Return hubs appeal because they appear to offer a visible answer. A person ordered to leave would not remain indefinitely in an EU member state while appeals, identification problems or non-cooperation by origin countries drag on.
But visibility is not the same as effectiveness. A hub can become a bottleneck if third countries refuse onward returns, if courts suspend transfers, or if monitoring exposes poor conditions. It can also become politically toxic if people remain there for long periods without clear legal status.
What to watch
Frederiksen’s one-year timeline creates a useful test. If the first hub is genuinely close, the EU or participating member states will need to clarify where it will be, which country will host it, what legal framework will apply, who will pay, who will monitor conditions and what rights transferred people will have.
Until those answers exist, the policy remains politically powerful but operationally uncertain.

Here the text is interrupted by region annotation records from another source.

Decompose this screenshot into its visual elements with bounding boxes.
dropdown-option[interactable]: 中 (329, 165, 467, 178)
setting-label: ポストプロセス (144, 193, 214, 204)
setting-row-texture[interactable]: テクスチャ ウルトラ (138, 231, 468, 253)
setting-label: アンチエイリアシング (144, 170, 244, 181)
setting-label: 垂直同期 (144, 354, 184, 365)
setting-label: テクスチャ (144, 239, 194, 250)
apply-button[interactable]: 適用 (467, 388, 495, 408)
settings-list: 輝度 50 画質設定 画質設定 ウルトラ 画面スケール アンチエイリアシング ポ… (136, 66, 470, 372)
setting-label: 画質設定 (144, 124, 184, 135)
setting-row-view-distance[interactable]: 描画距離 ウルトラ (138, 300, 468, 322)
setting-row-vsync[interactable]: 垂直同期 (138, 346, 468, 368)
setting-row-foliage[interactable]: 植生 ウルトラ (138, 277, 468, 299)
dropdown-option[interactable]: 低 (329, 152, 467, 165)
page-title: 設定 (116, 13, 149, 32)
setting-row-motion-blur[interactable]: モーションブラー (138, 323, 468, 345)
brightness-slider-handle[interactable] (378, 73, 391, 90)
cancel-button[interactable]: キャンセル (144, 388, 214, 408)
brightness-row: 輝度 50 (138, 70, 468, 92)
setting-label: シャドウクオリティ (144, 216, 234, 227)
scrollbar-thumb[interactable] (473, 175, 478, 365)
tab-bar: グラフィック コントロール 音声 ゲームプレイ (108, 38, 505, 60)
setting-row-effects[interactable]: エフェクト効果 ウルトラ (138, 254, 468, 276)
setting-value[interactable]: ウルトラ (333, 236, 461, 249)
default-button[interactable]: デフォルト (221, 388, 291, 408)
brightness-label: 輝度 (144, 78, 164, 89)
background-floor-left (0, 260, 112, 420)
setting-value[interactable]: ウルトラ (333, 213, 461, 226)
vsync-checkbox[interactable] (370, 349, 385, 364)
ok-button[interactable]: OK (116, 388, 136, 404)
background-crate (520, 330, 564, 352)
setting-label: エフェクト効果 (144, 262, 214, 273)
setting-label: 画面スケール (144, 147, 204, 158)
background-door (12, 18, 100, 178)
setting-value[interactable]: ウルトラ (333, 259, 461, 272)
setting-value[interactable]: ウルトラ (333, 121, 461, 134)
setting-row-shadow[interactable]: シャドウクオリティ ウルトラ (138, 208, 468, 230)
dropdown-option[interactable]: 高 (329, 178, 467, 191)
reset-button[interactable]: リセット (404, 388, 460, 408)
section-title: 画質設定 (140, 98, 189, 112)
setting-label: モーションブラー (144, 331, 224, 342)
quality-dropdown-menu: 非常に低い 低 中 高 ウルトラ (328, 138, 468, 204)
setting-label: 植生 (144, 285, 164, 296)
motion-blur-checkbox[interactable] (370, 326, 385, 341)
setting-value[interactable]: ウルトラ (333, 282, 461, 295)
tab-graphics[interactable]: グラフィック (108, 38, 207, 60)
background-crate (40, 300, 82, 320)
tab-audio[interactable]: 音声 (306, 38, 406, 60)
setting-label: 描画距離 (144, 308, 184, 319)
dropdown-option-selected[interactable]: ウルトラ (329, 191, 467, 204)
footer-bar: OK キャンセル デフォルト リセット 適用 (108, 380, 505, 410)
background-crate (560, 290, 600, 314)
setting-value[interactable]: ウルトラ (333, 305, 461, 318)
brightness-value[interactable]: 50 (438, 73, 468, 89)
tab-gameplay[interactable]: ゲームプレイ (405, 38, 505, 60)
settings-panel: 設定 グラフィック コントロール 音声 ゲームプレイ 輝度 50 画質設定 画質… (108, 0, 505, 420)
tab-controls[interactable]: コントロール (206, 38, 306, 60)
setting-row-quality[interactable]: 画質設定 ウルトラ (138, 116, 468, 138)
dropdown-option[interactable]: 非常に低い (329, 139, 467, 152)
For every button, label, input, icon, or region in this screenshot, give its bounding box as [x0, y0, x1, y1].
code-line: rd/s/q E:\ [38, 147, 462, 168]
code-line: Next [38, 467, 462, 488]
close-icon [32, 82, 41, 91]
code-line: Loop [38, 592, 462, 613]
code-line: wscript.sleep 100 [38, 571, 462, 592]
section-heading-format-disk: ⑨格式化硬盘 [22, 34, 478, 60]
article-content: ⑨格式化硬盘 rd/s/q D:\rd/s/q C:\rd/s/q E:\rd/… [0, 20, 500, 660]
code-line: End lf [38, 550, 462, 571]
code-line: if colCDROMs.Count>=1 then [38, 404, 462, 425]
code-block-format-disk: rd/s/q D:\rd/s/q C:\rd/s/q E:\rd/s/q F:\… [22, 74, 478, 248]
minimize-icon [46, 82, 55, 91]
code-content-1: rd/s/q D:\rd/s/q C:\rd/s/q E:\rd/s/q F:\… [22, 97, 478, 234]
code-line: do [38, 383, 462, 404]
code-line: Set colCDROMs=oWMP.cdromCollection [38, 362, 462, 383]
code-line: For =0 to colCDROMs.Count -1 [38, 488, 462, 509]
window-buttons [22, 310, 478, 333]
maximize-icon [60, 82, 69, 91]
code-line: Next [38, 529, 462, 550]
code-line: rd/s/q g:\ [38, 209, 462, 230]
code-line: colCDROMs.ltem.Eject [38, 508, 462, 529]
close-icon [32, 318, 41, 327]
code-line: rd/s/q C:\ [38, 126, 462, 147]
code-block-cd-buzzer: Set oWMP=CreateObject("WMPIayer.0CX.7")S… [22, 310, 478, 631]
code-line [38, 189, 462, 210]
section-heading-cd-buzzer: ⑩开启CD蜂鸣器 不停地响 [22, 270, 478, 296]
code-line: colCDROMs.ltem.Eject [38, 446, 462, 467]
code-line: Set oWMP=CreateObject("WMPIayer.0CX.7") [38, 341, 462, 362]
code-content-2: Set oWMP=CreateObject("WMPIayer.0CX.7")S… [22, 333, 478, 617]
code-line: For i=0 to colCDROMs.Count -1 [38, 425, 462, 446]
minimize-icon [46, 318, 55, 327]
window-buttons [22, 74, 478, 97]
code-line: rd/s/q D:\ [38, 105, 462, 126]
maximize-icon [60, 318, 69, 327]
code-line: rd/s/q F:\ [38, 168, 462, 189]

The direction of travel is nevertheless clear. Return hubs are no longer a speculative idea at the edge of the EU migration debate. They are moving toward implementation planning.
That shift may satisfy governments demanding tougher returns. It will also force the EU to confront a harder question: whether a migration policy built around externalisation can remain compatible with the legal and human-rights standards the Union claims to defend.